Take it before they change their mind
The offer lands in your inbox. It is more than you make now, the search was long, and every instinct says accept it before they reconsider. Most people do exactly that. Only 30 percent of US workers said they asked for higher pay the last time they were hired, a figure from the Pew Research Center's 2023 survey of 5,188 workers.
Asking usually works
Among the workers who did ask, about two thirds came away with more. Pew found that 28 percent received the full amount they requested, and another 38 percent were offered more than the opening figure, even if less than they wanted. Almost none lost the offer for asking. They simply moved the number.

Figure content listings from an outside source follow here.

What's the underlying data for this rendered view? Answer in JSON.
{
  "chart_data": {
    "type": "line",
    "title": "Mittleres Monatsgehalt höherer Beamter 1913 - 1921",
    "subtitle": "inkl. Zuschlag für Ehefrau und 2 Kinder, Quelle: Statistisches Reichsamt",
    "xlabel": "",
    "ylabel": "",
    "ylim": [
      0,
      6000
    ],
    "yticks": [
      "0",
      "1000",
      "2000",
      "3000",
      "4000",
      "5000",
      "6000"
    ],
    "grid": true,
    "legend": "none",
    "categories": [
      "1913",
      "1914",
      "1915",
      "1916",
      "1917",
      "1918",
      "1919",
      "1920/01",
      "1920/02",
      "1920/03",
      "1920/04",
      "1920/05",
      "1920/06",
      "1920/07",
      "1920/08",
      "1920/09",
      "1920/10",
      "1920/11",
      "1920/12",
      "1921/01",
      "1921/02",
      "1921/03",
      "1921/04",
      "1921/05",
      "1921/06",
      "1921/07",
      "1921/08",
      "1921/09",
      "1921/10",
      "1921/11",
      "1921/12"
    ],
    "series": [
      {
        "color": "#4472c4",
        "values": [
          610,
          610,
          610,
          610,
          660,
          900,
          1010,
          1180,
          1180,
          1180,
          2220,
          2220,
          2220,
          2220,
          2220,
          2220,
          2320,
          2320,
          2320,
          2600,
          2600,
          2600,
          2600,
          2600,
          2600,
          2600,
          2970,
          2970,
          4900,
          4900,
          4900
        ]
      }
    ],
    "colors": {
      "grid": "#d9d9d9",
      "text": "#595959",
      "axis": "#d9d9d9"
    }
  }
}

The market is not the reason
A hard market makes silence feel sensible, and salary negotiation starts to look like a luxury you cannot afford. The evidence runs the other way. Robert Half's 2026 Salary Guide reports that 84 percent of hiring managers will pay more for candidates with in-demand skills, and 74 percent worry about meeting pay expectations at all. CareerBuilder found that 73 percent of employers leave room to negotiate, while 55 percent of workers never use it.
What to bring
Know your market rate before the call, not during it. Name one specific number rather than a range that lets them pick the floor. Tie it to what you do, the skill they need and the result you carry in. Then ask once, plainly, and stop talking.
What asking really costs
The fear is always that the offer disappears. It almost never does. The cost of asking is one uncomfortable moment. The cost of staying quiet compounds, because every raise you are ever given is built on the first number you accept.